Bij het verouderen van de reu werd een daling van de concentratie testosteron in het bloed
waargenomen (Brendler et al., 1983; Berry et al., 1986). De concentratie van 17β-oestradiol (E2)
daarentegen wordt niet door de leeftijd beïnvloed met als gevolg dat bij stijgende leeftijd de
verhouding T/E2 in het bloed daalt (Brendler et al., 1983; Renggli et al., 2010). Oestrogenen, zoals E2,
bevorderen de binding van DHT aan AR in het cytosol van de prostaatcellen (Moore et al., 1979a) en
verhogen de hoeveelheid AR in de kern van de cellen (Trachtenberg et al., 1980), waardoor vermoed
werd dat oestrogenen een rol spelen in het ontstaan van BPH (Moore et al., 1979a; Trachtenberg et
al., 1980). 5α-dihydrotestosteron is een metaboliet van testosteron, gevormd door reductie via het
enzym 5α-reductase en is biologisch vele malen actiever dan testosteron, omdat DHT een veel
grotere affiniteit voor de androgeenreceptor heeft (Johnston et al., 2000; Renggli et al., 2010). Doordat
het een androgeen is, induceert DHT bij binding op de androgeenreceptor expressie van bepaalde
groeifactoren in de kern, die hyperplasie en hypertrofie van de prostaatcellen veroorzaken (Fig. 1)

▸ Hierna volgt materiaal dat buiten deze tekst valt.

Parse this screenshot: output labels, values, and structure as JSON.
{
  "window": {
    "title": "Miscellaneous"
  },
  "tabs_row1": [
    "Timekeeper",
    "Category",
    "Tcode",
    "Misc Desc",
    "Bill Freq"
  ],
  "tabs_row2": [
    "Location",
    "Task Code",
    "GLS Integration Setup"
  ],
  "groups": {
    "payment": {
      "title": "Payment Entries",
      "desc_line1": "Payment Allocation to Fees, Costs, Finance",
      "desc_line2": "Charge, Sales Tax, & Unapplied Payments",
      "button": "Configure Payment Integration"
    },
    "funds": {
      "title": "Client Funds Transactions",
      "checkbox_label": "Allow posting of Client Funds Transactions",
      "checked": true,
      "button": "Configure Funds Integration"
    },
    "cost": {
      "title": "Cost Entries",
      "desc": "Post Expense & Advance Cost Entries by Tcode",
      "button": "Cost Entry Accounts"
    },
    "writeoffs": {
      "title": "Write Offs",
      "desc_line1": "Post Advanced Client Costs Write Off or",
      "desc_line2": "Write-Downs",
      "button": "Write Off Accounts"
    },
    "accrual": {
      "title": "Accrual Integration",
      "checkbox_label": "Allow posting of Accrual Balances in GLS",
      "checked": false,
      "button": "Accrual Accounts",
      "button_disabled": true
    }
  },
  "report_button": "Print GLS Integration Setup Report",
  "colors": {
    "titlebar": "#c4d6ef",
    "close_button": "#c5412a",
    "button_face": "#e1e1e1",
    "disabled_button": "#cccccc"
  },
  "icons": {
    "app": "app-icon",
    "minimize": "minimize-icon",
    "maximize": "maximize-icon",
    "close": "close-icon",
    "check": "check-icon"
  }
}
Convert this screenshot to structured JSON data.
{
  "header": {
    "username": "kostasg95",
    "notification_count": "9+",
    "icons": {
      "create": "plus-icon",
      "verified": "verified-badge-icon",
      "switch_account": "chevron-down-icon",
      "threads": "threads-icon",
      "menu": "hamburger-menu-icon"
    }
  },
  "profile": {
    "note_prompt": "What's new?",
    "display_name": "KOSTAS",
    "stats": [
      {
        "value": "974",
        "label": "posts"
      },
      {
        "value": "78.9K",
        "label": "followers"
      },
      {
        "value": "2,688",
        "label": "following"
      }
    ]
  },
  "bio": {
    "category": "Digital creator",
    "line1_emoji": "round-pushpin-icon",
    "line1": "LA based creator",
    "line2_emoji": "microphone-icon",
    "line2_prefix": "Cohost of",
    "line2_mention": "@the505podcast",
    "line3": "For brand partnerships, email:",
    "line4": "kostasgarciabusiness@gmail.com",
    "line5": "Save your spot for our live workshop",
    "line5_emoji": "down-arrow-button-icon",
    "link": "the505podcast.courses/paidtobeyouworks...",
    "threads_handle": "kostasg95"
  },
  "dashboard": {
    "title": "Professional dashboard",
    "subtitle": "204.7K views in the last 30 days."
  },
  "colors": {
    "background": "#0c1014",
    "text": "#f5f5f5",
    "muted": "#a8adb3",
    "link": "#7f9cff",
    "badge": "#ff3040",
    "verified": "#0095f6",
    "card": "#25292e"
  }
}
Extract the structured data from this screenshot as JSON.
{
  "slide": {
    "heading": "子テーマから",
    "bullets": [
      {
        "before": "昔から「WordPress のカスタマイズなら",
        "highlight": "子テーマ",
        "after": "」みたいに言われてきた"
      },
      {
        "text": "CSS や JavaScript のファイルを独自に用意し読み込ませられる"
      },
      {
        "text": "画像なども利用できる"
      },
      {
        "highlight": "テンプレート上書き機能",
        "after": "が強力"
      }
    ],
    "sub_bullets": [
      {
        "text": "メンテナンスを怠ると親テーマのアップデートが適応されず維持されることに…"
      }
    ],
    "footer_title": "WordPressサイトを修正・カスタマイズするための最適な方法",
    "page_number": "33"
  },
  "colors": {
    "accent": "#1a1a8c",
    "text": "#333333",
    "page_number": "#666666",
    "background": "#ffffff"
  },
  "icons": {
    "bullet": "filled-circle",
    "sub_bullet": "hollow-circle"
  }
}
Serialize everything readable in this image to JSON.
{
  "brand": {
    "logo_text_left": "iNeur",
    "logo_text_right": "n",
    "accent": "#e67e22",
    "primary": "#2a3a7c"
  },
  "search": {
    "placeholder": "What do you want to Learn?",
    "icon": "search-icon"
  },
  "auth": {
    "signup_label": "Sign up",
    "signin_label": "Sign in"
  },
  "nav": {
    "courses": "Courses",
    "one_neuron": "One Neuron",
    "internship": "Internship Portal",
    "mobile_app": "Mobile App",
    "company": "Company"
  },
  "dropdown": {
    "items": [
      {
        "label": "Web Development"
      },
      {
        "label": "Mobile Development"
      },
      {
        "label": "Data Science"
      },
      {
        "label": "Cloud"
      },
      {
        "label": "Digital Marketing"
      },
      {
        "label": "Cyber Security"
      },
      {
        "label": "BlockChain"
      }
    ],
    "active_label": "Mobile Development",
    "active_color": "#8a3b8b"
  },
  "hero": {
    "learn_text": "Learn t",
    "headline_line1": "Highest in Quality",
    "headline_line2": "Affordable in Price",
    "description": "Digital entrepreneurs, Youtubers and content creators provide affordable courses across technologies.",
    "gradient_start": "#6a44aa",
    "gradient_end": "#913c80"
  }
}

(Renggli et al., 2010; Wilson, 2011). Onder normale omstandigheden staat DHT dan ook in voor de
groei en ontwikkeling van de immature prostaat tijdens de puberteit (Memon, 2007; Goericke-Pesch
5
en Hoffmann, 2008; Renggli et al., 2010; Wilson, 2011). 5α-dihydrotestosteron blijkt het belangrijkste
hormoon in de prostaat te zijn en de concentratie ervan werd bij elke leeftijd hoger dan deze van
testosteron aangetoond (Gloyna et al., 1970). Trachtenberg et al. (1980) toonden bij reuen met BPH
een toename van de hoeveelheid androgeenreceptoren in de kern van de prostaatcellen aan en er
werd vermoed dat een verband bestond tussen deze toename van de hoeveelheid nucleaire
androgeenreceptoren en het optreden van BPH. In de studie bij 27 Beagle reuen was de hoeveelheid
AR in de nucleus van de prostaatcellen namelijk significant hoger bij jonge Beagles met BPH dan bij
Beagles van dezelfde leeftijd met normale prostaat.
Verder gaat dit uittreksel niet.